En finir avec les présidents
Olivier Besancenot
Seuil Libelle, avril 2025
« Notre rôle démocratique », écrit Olivier Besancenot, « semble parfois assigné à résidence : voter tous les cinq ans pour désigner un nouveau roi, comme si ce roi, seul, pouvait nous sauver de son propre royaume. » (p. 13) Phrase magnifique et juste : aucun roi ne peut ni ne veut nous sauver de son propre royaume – fût-il un roi élu. Le royaume et le roi ne sont qu’une seule et même chose, on n’abolira le royaume et son cortège de servitude qu’en abolissant le roi qui le gouverne. Voilà la leçon de ce petit opuscule, En finir avec les présidents.
Un poison mortel s’est insinué dans notre soi-disant démocratie : l’idée d’un homme providentiel, la figure d’un sauveur qu’il nous faudrait porter au pouvoir pour qu’il déjoue les lourdeurs de l’Etat et les blocages institutionnels, pour qu’il mette en œuvre sa volonté bienveillante et exerce son génie courageux au service de la nation. Toute la vie politique gravite autour de ce mythe d’une figure salvatrice que le bon peuple n’aurait qu’à adouber. La Vème République est construite autour du roi-président, c’est la raison pour laquelle on parle d’une monarchie présidentielle. Le Président a tellement de pouvoir, un pouvoir quasiment discrétionnaire et hors de contrôle, que tout passe par lui, en fait ou en tous cas en droit. Il est, selon la formule consacrée, « responsable » – bien que, juridiquement il soit « irresponsable ». C’est le sens de la formule du Président Macron : « s’ils veulent un responsable, il est devant vous, qu’ils viennent le chercher »[1]. Un responsable irresponsable au pouvoir démesuré, cela a de quoi attiser les convoitises, les jalousies et faire passer au second plan toutes les autres institutions qui font, en regard, pâle figure. « Le Saint Graal se trouve à l’Elysée, et le sceptre de la monarchie présidentielle dans le Salon doré. Alors, les courtisans font ce qu’ils savent faire : ils courtisent. » (p.9)

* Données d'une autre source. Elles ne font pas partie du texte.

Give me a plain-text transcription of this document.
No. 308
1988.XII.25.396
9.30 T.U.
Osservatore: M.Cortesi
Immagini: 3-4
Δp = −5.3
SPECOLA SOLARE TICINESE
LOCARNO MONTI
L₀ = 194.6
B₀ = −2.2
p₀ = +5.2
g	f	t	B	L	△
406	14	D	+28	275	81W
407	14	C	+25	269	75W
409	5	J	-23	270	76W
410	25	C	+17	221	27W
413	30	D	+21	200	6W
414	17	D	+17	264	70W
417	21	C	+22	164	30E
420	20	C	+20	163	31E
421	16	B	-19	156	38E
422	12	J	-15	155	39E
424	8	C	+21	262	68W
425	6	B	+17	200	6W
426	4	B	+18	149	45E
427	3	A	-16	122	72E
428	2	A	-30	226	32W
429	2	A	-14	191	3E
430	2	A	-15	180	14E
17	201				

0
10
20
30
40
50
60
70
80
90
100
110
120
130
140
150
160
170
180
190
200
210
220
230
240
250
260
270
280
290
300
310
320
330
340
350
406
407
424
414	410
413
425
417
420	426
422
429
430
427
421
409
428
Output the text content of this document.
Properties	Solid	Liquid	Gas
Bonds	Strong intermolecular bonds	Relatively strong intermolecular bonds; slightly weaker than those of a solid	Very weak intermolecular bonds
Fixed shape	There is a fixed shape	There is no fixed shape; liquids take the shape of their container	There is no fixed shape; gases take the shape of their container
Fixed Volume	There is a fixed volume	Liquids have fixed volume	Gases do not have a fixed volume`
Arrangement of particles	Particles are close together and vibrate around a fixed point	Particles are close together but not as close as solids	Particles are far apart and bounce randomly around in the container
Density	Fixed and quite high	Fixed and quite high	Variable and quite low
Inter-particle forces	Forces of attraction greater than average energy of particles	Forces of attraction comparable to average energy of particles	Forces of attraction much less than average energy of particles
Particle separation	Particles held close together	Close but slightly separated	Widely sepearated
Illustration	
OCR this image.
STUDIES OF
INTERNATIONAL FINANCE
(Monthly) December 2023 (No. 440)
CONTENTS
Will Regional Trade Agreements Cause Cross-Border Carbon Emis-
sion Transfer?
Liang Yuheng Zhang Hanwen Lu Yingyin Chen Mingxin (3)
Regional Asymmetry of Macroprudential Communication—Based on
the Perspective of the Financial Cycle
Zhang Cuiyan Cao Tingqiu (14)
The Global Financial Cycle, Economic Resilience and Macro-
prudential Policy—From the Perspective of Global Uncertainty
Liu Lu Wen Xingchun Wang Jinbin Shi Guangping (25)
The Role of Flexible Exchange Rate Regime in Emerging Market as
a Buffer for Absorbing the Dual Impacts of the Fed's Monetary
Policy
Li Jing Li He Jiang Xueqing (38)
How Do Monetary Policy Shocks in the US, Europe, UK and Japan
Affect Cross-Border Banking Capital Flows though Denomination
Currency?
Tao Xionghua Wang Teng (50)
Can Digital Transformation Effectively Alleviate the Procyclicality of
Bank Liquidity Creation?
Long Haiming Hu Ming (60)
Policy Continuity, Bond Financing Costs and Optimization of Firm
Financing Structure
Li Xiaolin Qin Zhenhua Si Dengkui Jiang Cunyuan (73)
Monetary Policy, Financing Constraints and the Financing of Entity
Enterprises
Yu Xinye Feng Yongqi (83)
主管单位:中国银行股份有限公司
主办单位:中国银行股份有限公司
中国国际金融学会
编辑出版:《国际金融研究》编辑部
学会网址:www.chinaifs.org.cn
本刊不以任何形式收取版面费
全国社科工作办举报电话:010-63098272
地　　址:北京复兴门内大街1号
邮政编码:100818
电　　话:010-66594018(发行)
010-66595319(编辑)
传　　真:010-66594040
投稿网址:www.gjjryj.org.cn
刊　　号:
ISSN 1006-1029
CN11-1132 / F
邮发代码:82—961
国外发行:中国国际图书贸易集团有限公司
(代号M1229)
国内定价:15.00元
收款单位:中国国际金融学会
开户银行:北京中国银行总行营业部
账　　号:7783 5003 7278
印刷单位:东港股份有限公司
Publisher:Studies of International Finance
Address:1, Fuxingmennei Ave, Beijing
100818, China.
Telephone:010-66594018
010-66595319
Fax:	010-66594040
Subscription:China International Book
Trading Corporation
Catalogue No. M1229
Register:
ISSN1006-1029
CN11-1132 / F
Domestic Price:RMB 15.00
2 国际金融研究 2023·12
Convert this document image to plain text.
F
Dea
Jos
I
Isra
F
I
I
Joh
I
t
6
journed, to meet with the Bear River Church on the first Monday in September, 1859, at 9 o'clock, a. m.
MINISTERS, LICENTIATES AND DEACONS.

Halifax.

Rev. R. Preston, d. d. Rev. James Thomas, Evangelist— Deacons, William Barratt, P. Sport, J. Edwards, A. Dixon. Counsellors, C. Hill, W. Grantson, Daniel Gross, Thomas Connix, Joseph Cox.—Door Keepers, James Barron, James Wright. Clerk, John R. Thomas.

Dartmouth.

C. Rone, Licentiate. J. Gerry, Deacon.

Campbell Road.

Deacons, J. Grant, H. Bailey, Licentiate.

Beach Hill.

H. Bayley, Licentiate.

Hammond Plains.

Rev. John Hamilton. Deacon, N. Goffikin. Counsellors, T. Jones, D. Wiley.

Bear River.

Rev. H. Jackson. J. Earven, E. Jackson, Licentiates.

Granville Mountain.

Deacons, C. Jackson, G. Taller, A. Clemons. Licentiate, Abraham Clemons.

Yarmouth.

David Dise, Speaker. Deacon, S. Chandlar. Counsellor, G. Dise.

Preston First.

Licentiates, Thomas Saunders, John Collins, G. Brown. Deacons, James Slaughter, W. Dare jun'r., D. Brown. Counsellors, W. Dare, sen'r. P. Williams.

Il n’y a qu’un seul enjeu pour les partis politiques et les commentateurs : l’élection présidentielle, car c’est la seule qui compte vraiment. Voilà qui stérilise tout le jeu démocratique. Car, malgré le simulacre et les fausses agitations des palais, l’Assemblée et le Sénat n’ont de pouvoir que celui que le Président leur concède, on l’a compris comme jamais avec Macron, qui a usé de tous – ou presque – les stratagèmes constitutionnels pour faire taire l’opposition. Le Président a bafoué ouvertement la démocratie avec l’assentiment généralisé des journalistes et la bénédiction de la Constitution : il a piétiné les élections législatives de 2024, il a nié la volonté générale à coups de 49.3 pendant la réforme des retraites, il a éborgné et mutilé les Gilets jaunes, il a comme jamais mis en place une mafia républicaine, il outrepasse sans vergogne le Parlement… Comme l’écrit justement Besancenot, l’Assemblée générale « légifère beaucoup […] mais le volume impressionnant des textes adoptés et le débit sonore de ses débats demeurent inversement proportionnels à son pouvoir réel. Lorsque le pouvoir est entre vos mains, il ne sert à rien de crier » (p.17). En finir avec les présidents enterre la croyance, héritée de Montesquieu, censée légitimer notre « démocratie » participative, de la séparation des pouvoirs : l’exécutif et le législatif ne sont qu’une seule et même chose. Et le judiciaire, bientôt, rejoindra la valse.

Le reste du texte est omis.